O stand da Maior das Antilhas está em constante movimento, seja para saborear o típico Mojito, seja para expressar um carinho que atravessa o oceano: “Cuba é muito conhecida aqui, muito mesmo. Aqui não se pode dar um passo sem que surja uma manifestação de solidariedade, de amizade, de apoio à defesa da nossa soberania, porque, precisamente, Cuba ocupa esse lugar pelo que representa para as pessoas em todo o mundo, agora mais do que nunca. Até mesmo a guerra que o inimigo nos trava fez com que esses sentimentos de solidariedade e de respeito pelo país se intensificassem. E, acima de tudo, diria eu, o exemplo que Cuba transmite de resistência permanente e de luta em defesa da justiça social para o nosso povo”.
Cuba não é apenas bem-vinda, é necessária
É o que afirma o vice-presidente da Associação de Amizade Cuba-Portugal, João Luís Gonçalves Frias Terreiro:
“É certo que sentimos muita falta de que Cuba esteja sempre presente no espaço internacional da Festa do Avante; na verdade, tem estado presente em quase todas. Cuba é o nosso foco, é a nossa estrela no mundo. Por isso, é muito importante vermos os cubanos aqui, a trabalhar connosco, e queremos também transmitir-lhes sempre uma mensagem muito forte de que não estão sozinhos no mundo, de que há muita gente, muitos milhões de pessoas que estão com Cuba e com a sua Revolução.”

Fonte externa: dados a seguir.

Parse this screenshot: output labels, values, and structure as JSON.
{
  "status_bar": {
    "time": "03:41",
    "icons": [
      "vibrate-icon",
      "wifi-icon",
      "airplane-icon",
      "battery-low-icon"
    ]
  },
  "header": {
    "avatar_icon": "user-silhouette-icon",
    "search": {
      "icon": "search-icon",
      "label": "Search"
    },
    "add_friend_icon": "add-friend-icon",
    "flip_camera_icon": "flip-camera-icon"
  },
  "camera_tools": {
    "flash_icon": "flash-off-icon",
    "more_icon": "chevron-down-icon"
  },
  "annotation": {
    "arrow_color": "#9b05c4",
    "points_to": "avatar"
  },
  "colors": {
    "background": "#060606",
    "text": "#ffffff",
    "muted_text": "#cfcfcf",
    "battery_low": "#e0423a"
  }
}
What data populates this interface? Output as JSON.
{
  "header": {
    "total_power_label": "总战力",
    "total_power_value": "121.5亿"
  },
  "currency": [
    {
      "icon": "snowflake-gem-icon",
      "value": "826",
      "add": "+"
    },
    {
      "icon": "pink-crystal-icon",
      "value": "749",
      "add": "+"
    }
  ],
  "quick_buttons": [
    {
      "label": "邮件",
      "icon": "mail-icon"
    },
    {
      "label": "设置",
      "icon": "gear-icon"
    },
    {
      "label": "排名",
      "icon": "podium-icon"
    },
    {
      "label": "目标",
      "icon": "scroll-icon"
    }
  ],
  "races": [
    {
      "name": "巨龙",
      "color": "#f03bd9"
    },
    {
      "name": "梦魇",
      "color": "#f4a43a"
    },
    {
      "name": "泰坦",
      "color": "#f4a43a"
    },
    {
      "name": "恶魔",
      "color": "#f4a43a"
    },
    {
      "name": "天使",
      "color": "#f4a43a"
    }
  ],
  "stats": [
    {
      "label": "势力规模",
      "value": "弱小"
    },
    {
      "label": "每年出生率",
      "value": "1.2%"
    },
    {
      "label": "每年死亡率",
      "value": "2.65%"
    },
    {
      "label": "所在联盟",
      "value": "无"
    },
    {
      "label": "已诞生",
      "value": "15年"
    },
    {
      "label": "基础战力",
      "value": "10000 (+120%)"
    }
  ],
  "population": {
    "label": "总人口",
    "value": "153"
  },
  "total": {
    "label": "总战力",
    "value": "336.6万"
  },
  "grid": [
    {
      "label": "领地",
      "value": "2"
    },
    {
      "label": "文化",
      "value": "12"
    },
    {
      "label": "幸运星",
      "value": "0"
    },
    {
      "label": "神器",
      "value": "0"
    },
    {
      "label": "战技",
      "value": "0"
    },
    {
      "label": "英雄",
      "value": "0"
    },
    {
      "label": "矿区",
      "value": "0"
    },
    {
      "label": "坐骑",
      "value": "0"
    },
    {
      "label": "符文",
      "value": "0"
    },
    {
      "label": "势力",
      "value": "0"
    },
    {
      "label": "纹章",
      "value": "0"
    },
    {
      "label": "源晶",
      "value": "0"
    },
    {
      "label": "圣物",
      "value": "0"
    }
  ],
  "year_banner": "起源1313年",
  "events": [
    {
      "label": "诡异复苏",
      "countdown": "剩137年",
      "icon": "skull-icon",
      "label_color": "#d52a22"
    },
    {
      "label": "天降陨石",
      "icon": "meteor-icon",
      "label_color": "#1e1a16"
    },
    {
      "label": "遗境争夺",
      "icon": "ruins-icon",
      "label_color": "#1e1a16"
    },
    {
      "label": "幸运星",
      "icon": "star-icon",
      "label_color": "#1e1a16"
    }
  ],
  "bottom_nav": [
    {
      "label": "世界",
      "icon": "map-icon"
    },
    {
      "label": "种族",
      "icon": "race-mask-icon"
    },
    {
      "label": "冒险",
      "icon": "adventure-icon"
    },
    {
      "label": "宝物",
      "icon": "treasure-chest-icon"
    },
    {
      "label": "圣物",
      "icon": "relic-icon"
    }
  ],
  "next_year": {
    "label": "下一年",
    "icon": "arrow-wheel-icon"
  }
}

·Esse é o nosso objectivo: denunciar o bloqueio que existe há mais de 60 anos e dizer a Cuba que não está sozinha. Não é um trabalho, é puro activismo. E há aqui um ditado em Portugal que diz: “quando se corre por prazer, não se fica cansado”, e o activismo em prol de Cuba é o nosso sentimento e a nossa vontade.
A música como um talismán…
Desde que começaram a soar os acordes do “Talismán de Cuba”, a distância geográfica e as diferentes línguas deixaram de ter importância; aquilo a que García Márquez chamara “o disparate bíblico da Torre de Babel” tornou-se realidade no Palco 1 de Maio da Festa do Avante: uma única linguagem, a da música, uniu, comoveu e fez dançar toda a gente ao compasso dos ritmos que chegavam como testemunho de uma pequena ilha, que sofre os ataques constantes do vizinho opressor, mas nunca perde a grandeza da sua essência, a capacidade ameaçadora de cantar e ser feliz no meio de qualquer tempestade.
Não era apenas boa música; as pessoas sentiram a energia de todo um povo traduzida em melodia, harmonia e ritmo. O que importa se a maioria dos milhares de espectadores não conseguia compreender as letras em espanhol? Dançaram e, tal como escreveu o colega português, quase cubano, Paulo Jorge Da Silva nas suas redes sociais:
“O concerto terminou, a multidão dispersou-se, mas a música ficou. Ficou no corpo, na memória, na certeza de que Cuba não se apaga — nem mesmo à distância. Ficou a prova de que a cultura é a maior trincheira da Revolução e de que viaja connosco, estejamos onde estivermos.”
Ficou a convicção de que os presentes na Festa do Avante gritaram em voz alta: Cuba vencerá.